PARIS, France (CNN) -- Truly appreciating the beauty of Paris is a pleasure that can't be hurried.
Stop, breathe, appreciate and perhaps kiss in the romantic city of Paris.
Take time to wander down its wide boulevards, savour every sip of strong, black coffee and resist the temptation to fall into step with the throng of tourists and sightseers.
Our advice to anyone who finds themselves with 24 hours to spare in the French capital is to stop, breathe, appreciate and indulge.
Start the day with a walk down the Champs-Élysées. For some, it retains the title of the world's most beautiful avenue. For others, the road's historical charm has been blighted by the arrival of global brands, traffic and tourists.
Sunrise offers the history without the hurry. Take a leisurely stroll down its expansive pavements and look up for impressive architecture without fear of bumping into shoppers.
Treat yourself to breakfast at one of Paris' oldest tea salons. Ladurée was founded as a family business in 1862 and now appears in luxurious locales in London, Monaco, Switzerland and Japan. The original, Ladurée Royale on Rue Royale, doesn't open until 8:30am (and later on Sundays), so for early morning pastries drop into the Champs-Elysees store which opens at 7:30am every day.
The queues at Paris' most famous art gallery, the Louvre, are notorious so impatient visitors are advised to go to the Musée de l'Orangerie, set in the historic Jardin des Tuileries. You won't see the Mona Lisa, but the gallery does boast a collection of Claude Monet's Water Lilies. The queues are shorter the earlier you go and to really beat the crowds pre-book your time slot online.
Head north to have your own images sketched by street artists in Montmartre, a former stomping ground for famous names including Salvador Dali, Claude Monet, Pablo Picasso and Vincent van Gogh.
Drop into the Basilique du Sacré Coeur to pray, light a candle or simply enjoy the spectacular views over Paris.
From there, visit Rue Lepic where you will find Café des Deux Moulins, where actress Audrey Tautou waited tables in the 2001 film "Amélie."

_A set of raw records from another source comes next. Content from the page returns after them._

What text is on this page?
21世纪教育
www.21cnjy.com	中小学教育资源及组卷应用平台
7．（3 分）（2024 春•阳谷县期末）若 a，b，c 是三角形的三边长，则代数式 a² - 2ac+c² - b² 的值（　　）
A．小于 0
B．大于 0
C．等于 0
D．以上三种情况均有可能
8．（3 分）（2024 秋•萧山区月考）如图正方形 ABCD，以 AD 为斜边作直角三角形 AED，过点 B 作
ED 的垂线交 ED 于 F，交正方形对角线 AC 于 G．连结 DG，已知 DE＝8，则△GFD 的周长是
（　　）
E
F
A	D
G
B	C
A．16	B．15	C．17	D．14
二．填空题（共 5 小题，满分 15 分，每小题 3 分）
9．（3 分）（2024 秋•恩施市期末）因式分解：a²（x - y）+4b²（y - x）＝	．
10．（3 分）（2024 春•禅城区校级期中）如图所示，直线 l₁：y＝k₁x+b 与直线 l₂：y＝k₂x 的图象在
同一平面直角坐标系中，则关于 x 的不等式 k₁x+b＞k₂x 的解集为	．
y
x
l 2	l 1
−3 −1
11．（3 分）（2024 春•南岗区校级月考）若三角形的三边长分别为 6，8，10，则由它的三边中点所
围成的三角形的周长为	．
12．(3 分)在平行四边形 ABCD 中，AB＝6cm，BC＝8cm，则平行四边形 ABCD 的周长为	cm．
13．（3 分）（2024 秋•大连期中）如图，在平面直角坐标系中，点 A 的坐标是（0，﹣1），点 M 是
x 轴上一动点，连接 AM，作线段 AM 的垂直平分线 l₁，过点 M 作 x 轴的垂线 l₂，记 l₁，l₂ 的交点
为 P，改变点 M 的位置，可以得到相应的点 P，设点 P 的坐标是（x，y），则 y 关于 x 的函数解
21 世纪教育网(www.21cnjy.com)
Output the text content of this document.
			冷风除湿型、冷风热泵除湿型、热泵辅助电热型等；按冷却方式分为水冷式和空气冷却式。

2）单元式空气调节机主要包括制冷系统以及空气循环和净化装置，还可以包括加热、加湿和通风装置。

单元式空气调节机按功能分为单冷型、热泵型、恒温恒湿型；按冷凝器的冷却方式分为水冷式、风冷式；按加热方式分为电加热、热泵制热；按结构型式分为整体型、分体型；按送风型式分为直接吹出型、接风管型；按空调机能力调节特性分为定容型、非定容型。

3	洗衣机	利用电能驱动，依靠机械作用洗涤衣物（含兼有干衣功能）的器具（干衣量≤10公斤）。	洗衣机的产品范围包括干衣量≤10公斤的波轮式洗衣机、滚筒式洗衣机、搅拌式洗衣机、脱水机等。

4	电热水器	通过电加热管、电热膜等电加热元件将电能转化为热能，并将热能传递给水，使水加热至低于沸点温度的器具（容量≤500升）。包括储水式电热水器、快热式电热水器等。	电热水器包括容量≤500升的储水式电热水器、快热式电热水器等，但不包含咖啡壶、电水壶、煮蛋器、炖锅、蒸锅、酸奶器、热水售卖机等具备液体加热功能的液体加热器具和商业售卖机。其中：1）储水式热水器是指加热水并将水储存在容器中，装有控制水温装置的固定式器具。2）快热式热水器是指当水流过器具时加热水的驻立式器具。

Note that when you ask for a coffee in France, you'll automatically receive a black espresso. If you'd like something bigger and milkier, ask for a café au lait (already popular elsewhere) or café Americain (filter coffee) with milk (lait).
Further down Rue Lepic you'll find Au Virage Lepic, a quaint bistro dripping in traditional Parisian atmosphere. It's usually crowded with locals so book in advance.
Getting around is easy in Paris. Take a bus or the Metro or join the legion of cyclists on hugely popular Vélib rental bikes.
Pick up your own bike at one of the service points scattered around the city. You'll need a credit card to register for a one-day subscription, or to speed up the process pre-book a one-day ticket online. It'll cost you one euro and the first 30 minutes of every journey for the next 24 hours is free. After than, any additional time will be charged to your credit card until you return the bike to any stand in the city.
In the afternoon, walk -- or cycle -- down Boulevard Saint-Germain on the historic Left Bank. Discover your inner intellectual over a coffee or dinner at Les Deux Magots, a former meeting place for Paris' great literary minds including Simone de Beauvoir and Jean-Paul Sartre.
From Boulevard Saint-Germain, walk down Rue Saint-Sulpice, past Saint-Sulpice, a striking church founded in the 1646 and brought to a new audience as one of the buildings featured in Dan Brown's best-selling novel (and subsequent film) "The Da Vinci Code."
In the evening, soak up some Parisian chic at the De La Ville Café on Boulevard Bonne Nouvelle, or indulge in the opulence of Hotel Costes on Rue Saint-Honore. Both serve food and close at 2am. Treat yourself to a glass of champagne and start planning your next sojourn in Paris!